The Loire valley is full of nooks and crannies, and around every corner it seems like there is a new, and fascinating grape. Though it is the rare wine lover who hasn’t at least tried a Sauvignon Blanc from Sancerre or Pouilly-Fumé, or a Chenin Blanc from Vouvray, or a Cabernet Franc from Chinon, when was the last time you tried a wine made from Romarantin?
It’s likely you haven’t, as there are less than 100 hectares planted in the world, and they are all, as far as anyone knows, around the town of Cheverny in Touraine in the west-central part of the Loire Valley. The grape has been around since at least 1519, and it’s easy to figure out where it got it’s name: the town of Romarantin-Lanthenay is about 10 miles from Cheverny.
The way that the appellation works is that Cheverny is for blends of
Sauvignon Blanc, Chardonnay and Chenin Blanc, and Cour-Cheverny is only for wines that are 100% Romarantin.
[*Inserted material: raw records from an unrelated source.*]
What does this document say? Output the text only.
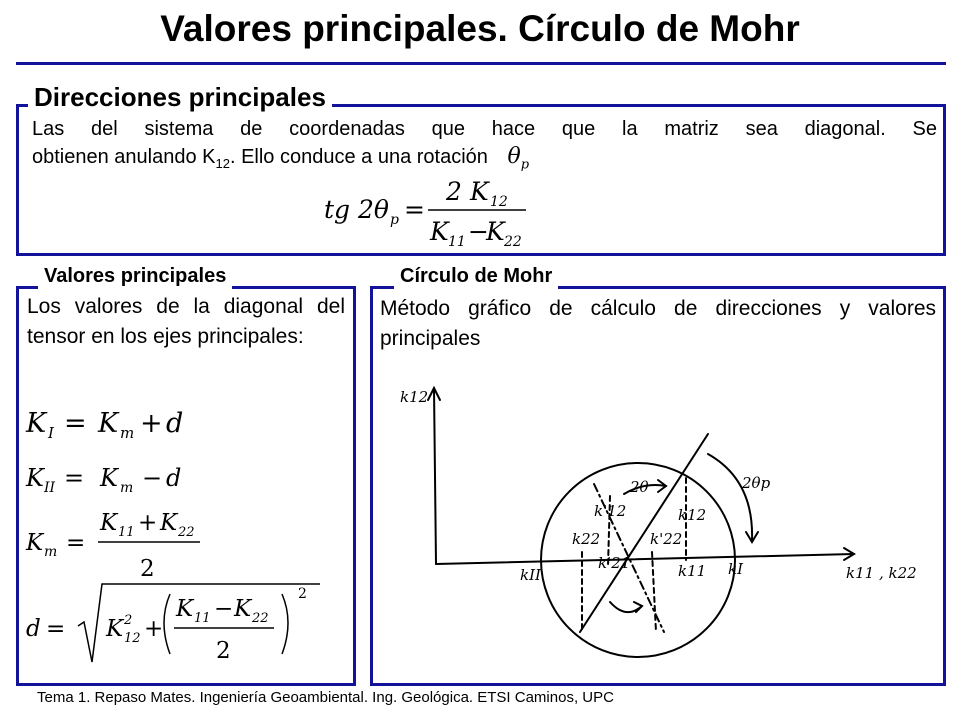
Valores principales. Círculo de Mohr
Direcciones principales
Las del sistema de coordenadas que hace que la matriz sea diagonal. Se
obtienen anulando $K_{12}$. Ello conduce a una rotación $\theta_p$
tg 2θ p =
2 K 12
K 11 −
K 22
Valores principales
Los valores de la diagonal del tensor en los ejes principales:
K I = K m + d
K II = K m − d
K m =
K 11 + K 22
2
d = K 2
12 +
K 11 − K 22
2
2
Círculo de Mohr
Método gráfico de cálculo de direcciones y valores principales
k12
k11 , k22
2θ	2θp
k12
k'12
k22	k'22
k'21
kII	k11 kI
Tema 1. Repaso Mates. Ingeniería Geoambiental. Ing. Geológica. ETSI Caminos, UPC
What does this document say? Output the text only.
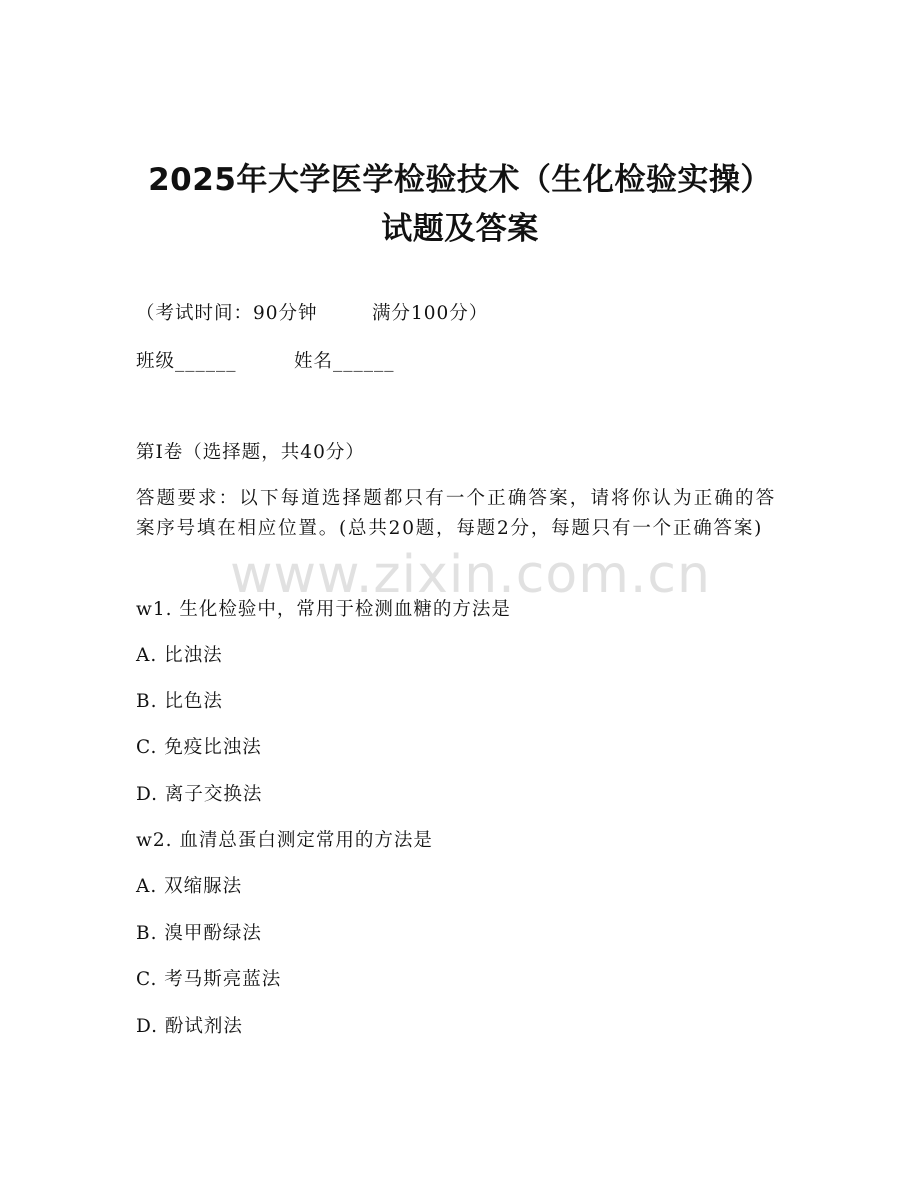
2025年大学医学检验技术（生化检验实操）
试题及答案
（考试时间：90分钟	满分100分）
班级______	姓名______
第I卷（选择题，共40分）
答题要求：以下每道选择题都只有一个正确答案，请将你认为正确的答案序号填在相应位置。(总共20题，每题2分，每题只有一个正确答案)
w1. 生化检验中，常用于检测血糖的方法是
A. 比浊法
B. 比色法
C. 免疫比浊法
D. 离子交换法
w2. 血清总蛋白测定常用的方法是
A. 双缩脲法
B. 溴甲酚绿法
C. 考马斯亮蓝法
D. 酚试剂法
www.zixin.com.cn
François Cazin tends vines of considerable age and the resulting yields are well below average in any given year. Since 1997, the wine has been bottled unfiltered by gravity. His wines have consistently been the top pick of the vintage at the annual Loire Valley wine show in Angers.
The wines tend to have powerful acidity and bright fruit, but also a richness that is often absent from Sauvignon Blanc. This one is full of beautiful ripe citrus, but also has a very herby character and lots of stoney minerality. Try it with poached chicken, salads and goat tôme (an aged Chevre that is common around the Loire). Drink now – 2010.